He current liabilities of a company It is formed by its short term debts , which must be paid in a term less than twelve months . It is, therefore, the short-term liability that is current as there is no intention to remain in the company for a long time and is constantly rotating or moving.
The commercial credits (granted by suppliers and creditors, arise by the temporary distance between the moment of the acquisition of a good or service and the moment of making the payment), Bank credits (granted by entities financial, can be loans, lines of credit or effects discounts), corporate promissory notes (which constitute short-term financing) and the factoring (the sale of customer debits to other companies) are part of current liabilities.
It is worth mentioning that in the field of accounting, it is understood by short term (generally expressed as CP) to the period of weather that does not exceed the end of the current fiscal year. Within the current liability items, two classifications are recognized, which group together some of the situations expressed in the previous paragraph: the spontaneous and the express liability.
It's about the financing no cost that the production cycle itself generates automatically. During the exploitation cycle, each company carries out its usual activities of selling, buying, paying its taxes; and all of them are normal sources of spontaneous liabilities.

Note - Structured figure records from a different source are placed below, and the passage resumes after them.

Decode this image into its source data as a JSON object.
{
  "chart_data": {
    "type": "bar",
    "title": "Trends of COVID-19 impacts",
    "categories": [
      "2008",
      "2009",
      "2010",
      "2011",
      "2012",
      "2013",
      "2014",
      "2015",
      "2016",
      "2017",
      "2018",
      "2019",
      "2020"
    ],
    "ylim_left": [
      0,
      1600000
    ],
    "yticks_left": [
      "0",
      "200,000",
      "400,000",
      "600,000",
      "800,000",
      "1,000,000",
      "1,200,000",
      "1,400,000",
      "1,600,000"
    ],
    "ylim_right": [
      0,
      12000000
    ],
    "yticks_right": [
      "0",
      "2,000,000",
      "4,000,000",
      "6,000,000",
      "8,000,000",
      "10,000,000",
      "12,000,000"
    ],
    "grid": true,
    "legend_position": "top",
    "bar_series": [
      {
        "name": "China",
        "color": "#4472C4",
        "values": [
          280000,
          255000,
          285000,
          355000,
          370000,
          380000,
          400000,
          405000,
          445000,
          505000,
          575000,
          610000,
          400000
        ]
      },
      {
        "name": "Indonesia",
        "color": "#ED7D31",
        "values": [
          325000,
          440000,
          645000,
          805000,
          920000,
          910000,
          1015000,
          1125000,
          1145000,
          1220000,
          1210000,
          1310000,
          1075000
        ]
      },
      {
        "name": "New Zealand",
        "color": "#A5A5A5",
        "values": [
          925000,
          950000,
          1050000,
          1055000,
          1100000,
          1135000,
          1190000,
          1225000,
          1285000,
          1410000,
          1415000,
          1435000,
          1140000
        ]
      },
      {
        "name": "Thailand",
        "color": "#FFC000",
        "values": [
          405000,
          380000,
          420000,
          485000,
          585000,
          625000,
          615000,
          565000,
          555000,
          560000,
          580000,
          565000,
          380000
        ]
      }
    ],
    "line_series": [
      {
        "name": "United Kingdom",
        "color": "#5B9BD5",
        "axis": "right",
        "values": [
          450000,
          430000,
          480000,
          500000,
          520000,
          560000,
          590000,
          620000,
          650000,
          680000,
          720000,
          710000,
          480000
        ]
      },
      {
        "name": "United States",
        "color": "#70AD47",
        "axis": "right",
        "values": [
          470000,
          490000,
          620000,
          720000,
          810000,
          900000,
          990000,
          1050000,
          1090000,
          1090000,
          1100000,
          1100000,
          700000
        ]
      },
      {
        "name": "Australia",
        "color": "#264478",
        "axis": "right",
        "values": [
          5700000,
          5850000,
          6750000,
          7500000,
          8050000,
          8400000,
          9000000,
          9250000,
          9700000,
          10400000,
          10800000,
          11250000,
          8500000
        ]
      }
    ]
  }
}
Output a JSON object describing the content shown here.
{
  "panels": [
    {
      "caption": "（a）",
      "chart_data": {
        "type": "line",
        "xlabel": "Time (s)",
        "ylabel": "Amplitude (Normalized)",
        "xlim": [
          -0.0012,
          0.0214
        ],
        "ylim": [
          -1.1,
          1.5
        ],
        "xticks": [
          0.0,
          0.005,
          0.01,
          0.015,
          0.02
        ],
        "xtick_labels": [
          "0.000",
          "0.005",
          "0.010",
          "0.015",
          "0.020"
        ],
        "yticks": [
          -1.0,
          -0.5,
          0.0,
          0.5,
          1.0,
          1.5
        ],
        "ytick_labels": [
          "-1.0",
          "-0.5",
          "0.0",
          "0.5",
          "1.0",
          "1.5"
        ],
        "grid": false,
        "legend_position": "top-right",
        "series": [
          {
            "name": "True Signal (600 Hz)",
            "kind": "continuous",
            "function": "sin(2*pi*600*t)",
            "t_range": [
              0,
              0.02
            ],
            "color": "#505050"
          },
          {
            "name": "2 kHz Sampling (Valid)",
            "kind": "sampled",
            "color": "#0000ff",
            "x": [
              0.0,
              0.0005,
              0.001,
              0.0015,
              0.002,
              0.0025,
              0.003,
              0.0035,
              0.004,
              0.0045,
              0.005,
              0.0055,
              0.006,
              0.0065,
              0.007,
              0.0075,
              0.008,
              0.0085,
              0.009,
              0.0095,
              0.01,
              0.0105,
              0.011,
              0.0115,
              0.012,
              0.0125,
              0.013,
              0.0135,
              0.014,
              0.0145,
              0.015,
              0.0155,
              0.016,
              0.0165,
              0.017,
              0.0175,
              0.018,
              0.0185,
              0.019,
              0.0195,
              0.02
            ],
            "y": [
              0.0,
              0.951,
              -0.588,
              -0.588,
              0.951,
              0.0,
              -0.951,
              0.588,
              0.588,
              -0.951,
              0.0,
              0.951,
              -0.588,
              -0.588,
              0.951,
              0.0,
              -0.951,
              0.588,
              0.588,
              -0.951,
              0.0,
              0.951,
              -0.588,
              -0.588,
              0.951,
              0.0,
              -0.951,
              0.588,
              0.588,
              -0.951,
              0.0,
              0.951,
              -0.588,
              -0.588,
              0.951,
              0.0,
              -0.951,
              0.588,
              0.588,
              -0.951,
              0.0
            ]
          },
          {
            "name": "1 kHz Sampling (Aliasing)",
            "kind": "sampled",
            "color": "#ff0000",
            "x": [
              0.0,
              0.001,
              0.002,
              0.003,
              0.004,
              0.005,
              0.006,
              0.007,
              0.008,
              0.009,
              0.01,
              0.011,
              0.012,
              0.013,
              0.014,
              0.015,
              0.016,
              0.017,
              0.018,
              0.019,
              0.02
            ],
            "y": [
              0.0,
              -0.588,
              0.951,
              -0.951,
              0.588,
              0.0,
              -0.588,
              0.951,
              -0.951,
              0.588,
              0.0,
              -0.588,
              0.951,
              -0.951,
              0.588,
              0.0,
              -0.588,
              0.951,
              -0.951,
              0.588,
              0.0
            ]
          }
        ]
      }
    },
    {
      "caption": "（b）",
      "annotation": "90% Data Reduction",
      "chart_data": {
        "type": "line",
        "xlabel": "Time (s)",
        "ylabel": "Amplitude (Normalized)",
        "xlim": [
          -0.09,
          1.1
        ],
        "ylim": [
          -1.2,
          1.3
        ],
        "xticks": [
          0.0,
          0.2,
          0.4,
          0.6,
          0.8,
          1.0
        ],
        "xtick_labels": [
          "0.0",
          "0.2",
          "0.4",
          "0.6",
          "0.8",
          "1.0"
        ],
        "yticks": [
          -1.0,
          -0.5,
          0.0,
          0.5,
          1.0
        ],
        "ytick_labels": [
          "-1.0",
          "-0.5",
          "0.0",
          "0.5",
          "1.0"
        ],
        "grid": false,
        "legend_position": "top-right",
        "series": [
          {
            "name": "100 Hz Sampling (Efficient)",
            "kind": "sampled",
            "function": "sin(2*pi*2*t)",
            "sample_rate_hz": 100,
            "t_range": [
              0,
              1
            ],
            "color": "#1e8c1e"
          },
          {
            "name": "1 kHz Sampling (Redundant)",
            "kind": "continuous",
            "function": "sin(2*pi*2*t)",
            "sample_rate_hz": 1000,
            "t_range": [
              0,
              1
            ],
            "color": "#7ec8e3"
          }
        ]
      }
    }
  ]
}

Transactions with suppliers show accounts that must be paid for purchases made on credit. The use of services and the hiring of employees carry a series of obligations, of taxes that the company must pay. Finally, there are certain general expenses, such as equipment repairs and fees for specific jobs.
Any financing that is negotiated with banks or financial institutions, whose payment must be made in the short term and that entails the payment of a interest It is part of the express liability (also known as financial debt). In other words, it is any obligation that arises from operations that have been expressly contracted, that is, that have not been automatically generated by the production cycle.
Among the most common sources of this type of current liabilities are loans whose installments expire in the short term, commercial discount lines and credit policies. It is important to note that the term should be used debt to refer to all explicit cost financing (for which interest must be paid) both in the short or long term, and credit to refer to any short-term debt (that is, a financial debt that expires within the exercise in progress).
Finally, this use of credit with the abbreviation of credit policy, since this last concept is an authorization granted by banks to make a short spin, with a certain limit.
He fixed liability or Long-term liabilities , on the other hand, it is made up of the obligations and debts that are payable within a period of more than twelve months from the date of hiring. He contingent liability , for its part, is linked to obligations with transactions with a certain degree of uncertainty and that can be presented as the consequence of a future event.
Other types of liabilities are the deferred liabilities (with the obligations whose application is linked to the results), the assumed liability (the obligations of others that a company assumes on its own after the signing of a agreement) and the titled liability (documented debts borne by state agencies).